Si la FNSEA s'efforce de minimiser les faits, c'est aussi pour mieux isoler ces associations, coupables selon elle d'un "militantisme radicalisé". "Aujourd'hui, c'est l'anti-viande qui prend le pas sur le bien-être animal. Leur finalité, c'est l'arrêt de l'élevage, libérer les animaux et vider les abattoirs. C'est une autre société !", souligne-t-elle.

Tout comme Laurent Pinatel, le porte-parole de la Confédération paysanne, dénonçait en octobre dernier une association "enfermée dans une idéologie complètement déconnectée de ce que peut être la réalité des éleveurs", Christiane Lambert s'évertue aussi à pointer du doigt l'attitude "stigmatisante" de ces associations vis-à-vis d'éleveurs déjà sous forte pression.
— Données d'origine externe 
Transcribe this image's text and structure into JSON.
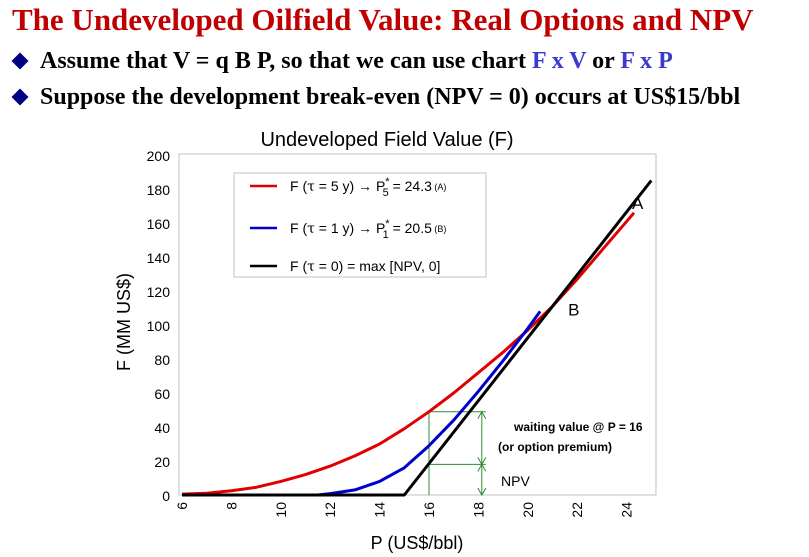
{
  "title": "The Undeveloped Oilfield Value: Real Options and NPV",
  "bullets": {
    "b1": {
      "lead": "Assume that V = q B P, so that we can use chart ",
      "e1": "F x V",
      "mid": " or ",
      "e2": "F x P"
    },
    "b2": "Suppose the development break-even (NPV = 0) occurs at US$15/bbl"
  },
  "chart_data": {
    "type": "line",
    "title": "Undeveloped Field Value (F)",
    "xlabel": "P (US$/bbl)",
    "ylabel": "F (MM US$)",
    "xlim": [
      6,
      25
    ],
    "ylim": [
      0,
      200
    ],
    "xticks": [
      6,
      8,
      10,
      12,
      14,
      16,
      18,
      20,
      22,
      24
    ],
    "yticks": [
      0,
      20,
      40,
      60,
      80,
      100,
      120,
      140,
      160,
      180,
      200
    ],
    "series": [
      {
        "name": "F (τ = 5 y) → P5* = 24.3 (A)",
        "color": "#e00000",
        "x": [
          6,
          7,
          8,
          9,
          10,
          11,
          12,
          13,
          14,
          15,
          16,
          17,
          18,
          19,
          20,
          21,
          22,
          23,
          24.3
        ],
        "y": [
          0.5,
          1,
          2.5,
          4.5,
          8,
          12,
          17,
          23,
          30,
          39,
          49,
          60,
          72,
          84,
          97,
          111,
          127,
          144,
          166
        ]
      },
      {
        "name": "F (τ = 1 y) → P1* = 20.5 (B)",
        "color": "#0000cc",
        "x": [
          11.5,
          12,
          13,
          14,
          15,
          16,
          17,
          18,
          19,
          20,
          20.5
        ],
        "y": [
          0,
          0.8,
          3,
          8,
          16,
          29,
          44,
          61,
          79,
          98,
          108
        ]
      },
      {
        "name": "F (τ = 0) = max [NPV, 0]",
        "color": "#000000",
        "x": [
          6,
          15,
          25
        ],
        "y": [
          0,
          0,
          185
        ]
      }
    ],
    "legend": {
      "entries": [
        {
          "prefix": "F (",
          "tau": "τ",
          "eq": " = 5 y)",
          "arrow": "→",
          "p": "P",
          "sup": "*",
          "sub": "5",
          "rest": " = 24.3",
          "tag": "(A)"
        },
        {
          "prefix": "F (",
          "tau": "τ",
          "eq": " = 1 y)",
          "arrow": "→",
          "p": "P",
          "sup": "*",
          "sub": "1",
          "rest": " = 20.5",
          "tag": "(B)"
        },
        {
          "prefix": "F (",
          "tau": "τ",
          "eq": " = 0) = max [NPV, 0]"
        }
      ]
    },
    "markers": [
      {
        "label": "A",
        "x": 24.3,
        "y": 166
      },
      {
        "label": "B",
        "x": 20.5,
        "y": 108
      }
    ],
    "annotation": {
      "p_value": 16,
      "npv_value": 18,
      "option_value": 49,
      "waiting_line1": "waiting value @ P = 16",
      "waiting_line2": "(or option premium)",
      "npv_label": "NPV",
      "color": "#2e8b2e"
    }
  }
}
"Il y a eu un appel lancé aux députés pour arrêter les poules en cages. Moi j'ai envie d'appeler les députés pour arrêter les faillites d'agriculteurs. Est-ce que ce n'est pas aussi important ?", a-t-elle encore lancé mardi, redirigeant le curseur sur la situation des agriculteurs. Et d'appuyer : "quand ils entendent ces sujets-là, ils se demandent si on vit tous dans le même pays."

Face à la pluie d'amendements déposés par les députés, l'Assemblé nationale siègera finalement le week-end prochain sur le projet de loi concernant l'agriculture et l'alimentation. Le vote en première lecture se déroulera quant à lui le 30 mai.